Pola Umum: Kemarahan Rakyat Asia Selatan
Krisis di Nepal, Bangladesh, dan Sri Lanka menunjukkan pola yang sama:
- Pemicu kecil seperti larangan media sosial atau aturan kuota pekerjaan berubah menjadi gelombang besar menuntut perubahan rezim.
- Kemarahan publik terhadap elite politik yang dianggap korup, nepotis, dan tidak mampu memperbaiki ekonomi.
- Peran dominan generasi muda, khususnya mahasiswa dan Gen Z, yang mengorganisir protes dan memimpin gerakan.
- Kekerasan dan korban jiwa, di mana ratusan orang tewas di Bangladesh, belasan di Nepal, dan ratusan terluka di Sri Lanka.
- Kejatuhan pemimpin nasional, masing-masing Gotabaya Rajapaksa (Sri Lanka, 2022), Sheikh Hasina (Bangladesh, 2024), dan KP Oli (Nepal, 2025).
Apa yang Bisa Dipelajari Nepal dari Bangladesh dan Sri Lanka?
- Sri Lanka berhasil menstabilkan situasi dalam 1–2 tahun setelah pergantian kekuasaan, meski masalah ekonomi belum sepenuhnya pulih.
- Bangladesh masih bergulat dengan instabilitas setahun setelah pengunduran diri Hasina, karena belum ada kesepakatan soal pemilu dan reformasi politik.
- Nepal berada di persimpangan jalan. Jika segera terbentuk pemerintahan sementara yang inklusif, stabilitas bisa dicapai dalam beberapa bulan. Namun, jika tidak ada konsensus, risiko instabilitas jangka panjang sangat besar.

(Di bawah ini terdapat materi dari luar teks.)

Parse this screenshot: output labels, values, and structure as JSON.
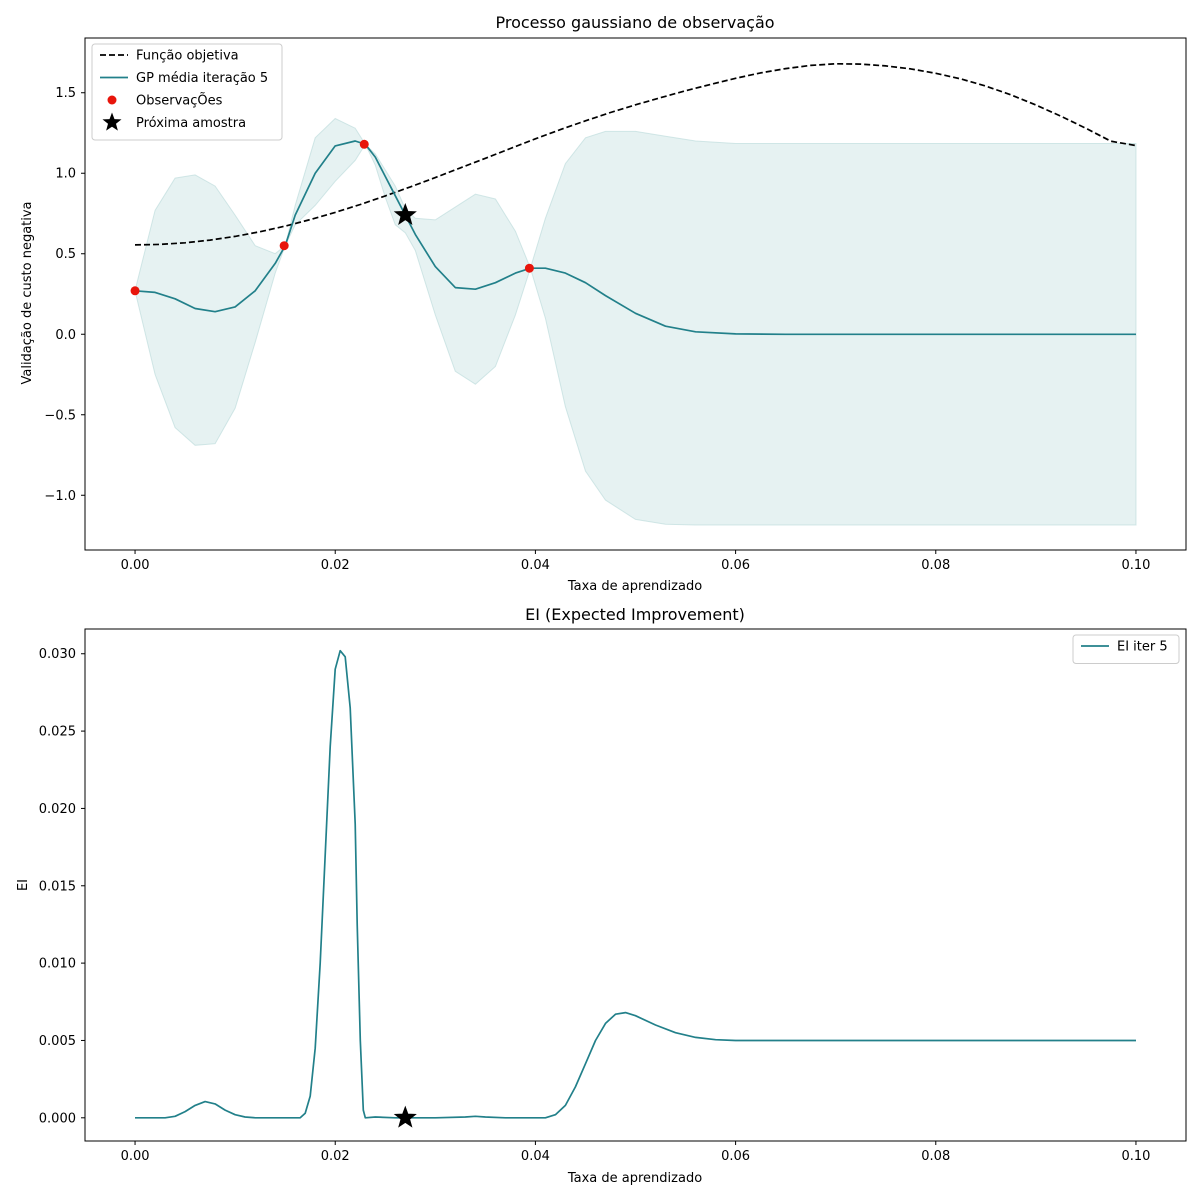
{
  "chart_data": [
    {
      "type": "line",
      "title": "Processo gaussiano de observação",
      "xlabel": "Taxa de aprendizado",
      "ylabel": "Validação de custo negativa",
      "xlim": [
        -0.005,
        0.105
      ],
      "ylim": [
        -1.34,
        1.84
      ],
      "xticks": [
        0.0,
        0.02,
        0.04,
        0.06,
        0.08,
        0.1
      ],
      "xtick_labels": [
        "0.00",
        "0.02",
        "0.04",
        "0.06",
        "0.08",
        "0.10"
      ],
      "yticks": [
        -1.0,
        -0.5,
        0.0,
        0.5,
        1.0,
        1.5
      ],
      "ytick_labels": [
        "−1.0",
        "−0.5",
        "0.0",
        "0.5",
        "1.0",
        "1.5"
      ],
      "legend_position": "top-left",
      "legend": [
        "Função objetiva",
        "GP média iteração 5",
        "ObservaçÕes",
        "Próxima amostra"
      ],
      "series": [
        {
          "name": "Função objetiva",
          "style": "dashed",
          "color": "#000000",
          "x": [
            0.0,
            0.0025,
            0.005,
            0.0075,
            0.01,
            0.0125,
            0.015,
            0.0175,
            0.02,
            0.0225,
            0.025,
            0.0275,
            0.03,
            0.0325,
            0.035,
            0.0375,
            0.04,
            0.0425,
            0.045,
            0.0475,
            0.05,
            0.0525,
            0.055,
            0.0575,
            0.06,
            0.0625,
            0.065,
            0.0675,
            0.07,
            0.0725,
            0.075,
            0.0775,
            0.08,
            0.0825,
            0.085,
            0.0875,
            0.09,
            0.0925,
            0.095,
            0.0975,
            0.1
          ],
          "y": [
            0.555,
            0.558,
            0.568,
            0.585,
            0.608,
            0.637,
            0.672,
            0.712,
            0.757,
            0.806,
            0.859,
            0.915,
            0.973,
            1.033,
            1.093,
            1.154,
            1.214,
            1.271,
            1.326,
            1.377,
            1.425,
            1.469,
            1.512,
            1.552,
            1.59,
            1.623,
            1.65,
            1.67,
            1.68,
            1.678,
            1.667,
            1.648,
            1.621,
            1.586,
            1.541,
            1.487,
            1.424,
            1.354,
            1.279,
            1.199,
            1.172
          ]
        },
        {
          "name": "GP média iteração 5",
          "style": "solid",
          "color": "#22808a",
          "x": [
            0.0,
            0.002,
            0.004,
            0.006,
            0.008,
            0.01,
            0.012,
            0.014,
            0.015,
            0.016,
            0.018,
            0.02,
            0.022,
            0.023,
            0.024,
            0.025,
            0.026,
            0.027,
            0.028,
            0.03,
            0.032,
            0.034,
            0.036,
            0.038,
            0.0395,
            0.041,
            0.043,
            0.045,
            0.047,
            0.05,
            0.053,
            0.056,
            0.06,
            0.065,
            0.07,
            0.08,
            0.09,
            0.1
          ],
          "y": [
            0.27,
            0.26,
            0.22,
            0.16,
            0.14,
            0.17,
            0.27,
            0.44,
            0.55,
            0.74,
            1.0,
            1.17,
            1.2,
            1.18,
            1.1,
            0.98,
            0.86,
            0.74,
            0.62,
            0.42,
            0.29,
            0.28,
            0.32,
            0.38,
            0.41,
            0.41,
            0.38,
            0.32,
            0.24,
            0.13,
            0.05,
            0.015,
            0.002,
            0.0,
            0.0,
            0.0,
            0.0,
            0.0
          ]
        }
      ],
      "confidence_band": {
        "color": "#b7d9d9",
        "x": [
          0.0,
          0.002,
          0.004,
          0.006,
          0.008,
          0.01,
          0.012,
          0.014,
          0.015,
          0.016,
          0.018,
          0.02,
          0.022,
          0.023,
          0.024,
          0.025,
          0.026,
          0.027,
          0.028,
          0.03,
          0.032,
          0.034,
          0.036,
          0.038,
          0.0395,
          0.041,
          0.043,
          0.045,
          0.047,
          0.05,
          0.053,
          0.056,
          0.06,
          0.065,
          0.07,
          0.08,
          0.09,
          0.1
        ],
        "lower": [
          0.27,
          -0.25,
          -0.58,
          -0.69,
          -0.68,
          -0.46,
          -0.05,
          0.38,
          0.55,
          0.68,
          0.8,
          0.95,
          1.08,
          1.18,
          1.05,
          0.85,
          0.68,
          0.63,
          0.52,
          0.12,
          -0.23,
          -0.31,
          -0.2,
          0.12,
          0.41,
          0.1,
          -0.45,
          -0.85,
          -1.03,
          -1.15,
          -1.18,
          -1.185,
          -1.185,
          -1.185,
          -1.185,
          -1.185,
          -1.185,
          -1.185
        ],
        "upper": [
          0.27,
          0.77,
          0.97,
          0.99,
          0.92,
          0.74,
          0.55,
          0.5,
          0.55,
          0.8,
          1.22,
          1.34,
          1.28,
          1.18,
          1.12,
          1.02,
          0.92,
          0.78,
          0.72,
          0.71,
          0.79,
          0.87,
          0.84,
          0.64,
          0.41,
          0.72,
          1.06,
          1.22,
          1.26,
          1.26,
          1.23,
          1.2,
          1.185,
          1.185,
          1.185,
          1.185,
          1.185,
          1.185
        ]
      },
      "observations": {
        "name": "ObservaçÕes",
        "color": "#e8150b",
        "x": [
          0.0,
          0.0149,
          0.0229,
          0.0394
        ],
        "y": [
          0.27,
          0.55,
          1.18,
          0.41
        ]
      },
      "next_sample": {
        "name": "Próxima amostra",
        "color": "#000000",
        "x": 0.027,
        "y": 0.74
      }
    },
    {
      "type": "line",
      "title": "EI (Expected Improvement)",
      "xlabel": "Taxa de aprendizado",
      "ylabel": "EI",
      "xlim": [
        -0.005,
        0.105
      ],
      "ylim": [
        -0.0015,
        0.0316
      ],
      "xticks": [
        0.0,
        0.02,
        0.04,
        0.06,
        0.08,
        0.1
      ],
      "xtick_labels": [
        "0.00",
        "0.02",
        "0.04",
        "0.06",
        "0.08",
        "0.10"
      ],
      "yticks": [
        0.0,
        0.005,
        0.01,
        0.015,
        0.02,
        0.025,
        0.03
      ],
      "ytick_labels": [
        "0.000",
        "0.005",
        "0.010",
        "0.015",
        "0.020",
        "0.025",
        "0.030"
      ],
      "legend_position": "top-right",
      "legend": [
        "EI iter 5"
      ],
      "series": [
        {
          "name": "EI iter 5",
          "style": "solid",
          "color": "#22808a",
          "x": [
            0.0,
            0.003,
            0.004,
            0.005,
            0.006,
            0.007,
            0.008,
            0.009,
            0.01,
            0.011,
            0.012,
            0.0165,
            0.017,
            0.0175,
            0.018,
            0.0185,
            0.019,
            0.0195,
            0.02,
            0.0205,
            0.021,
            0.0215,
            0.022,
            0.0222,
            0.0225,
            0.0228,
            0.023,
            0.024,
            0.026,
            0.027,
            0.03,
            0.033,
            0.034,
            0.035,
            0.037,
            0.041,
            0.042,
            0.043,
            0.044,
            0.045,
            0.046,
            0.047,
            0.048,
            0.049,
            0.05,
            0.052,
            0.054,
            0.056,
            0.058,
            0.06,
            0.07,
            0.08,
            0.09,
            0.1
          ],
          "y": [
            0.0,
            0.0,
            0.0001,
            0.0004,
            0.0008,
            0.00105,
            0.0009,
            0.0005,
            0.0002,
            5e-05,
            0.0,
            0.0,
            0.0003,
            0.0014,
            0.0045,
            0.01,
            0.017,
            0.024,
            0.029,
            0.0302,
            0.0298,
            0.0265,
            0.019,
            0.0125,
            0.005,
            0.0005,
            0.0,
            5e-05,
            0.0,
            0.0,
            0.0,
            5e-05,
            0.0001,
            5e-05,
            0.0,
            0.0,
            0.0002,
            0.0008,
            0.002,
            0.0035,
            0.005,
            0.0061,
            0.0067,
            0.0068,
            0.0066,
            0.006,
            0.0055,
            0.0052,
            0.00505,
            0.005,
            0.005,
            0.005,
            0.005,
            0.005
          ]
        }
      ],
      "next_sample": {
        "color": "#000000",
        "x": 0.027,
        "y": 0.0
      }
    }
  ]
}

Dalam kurun waktu singkat, tiga negara Asia Selatan menghadapi gelombang protes besar yang menggulingkan pemimpin mereka. Nepal kini mengikuti jejak Sri Lanka dan Bangladesh. Generasi muda memainkan peran sentral dalam perubahan ini, dengan tuntutan utama melawan korupsi, nepotisme, dan ketidakadilan ekonomi.
Namun, transisi kekuasaan bukan jaminan bagi perbaikan cepat. Tanpa reformasi nyata, negara-negara ini berisiko terjebak dalam siklus ketidakstabilan politik yang berulang.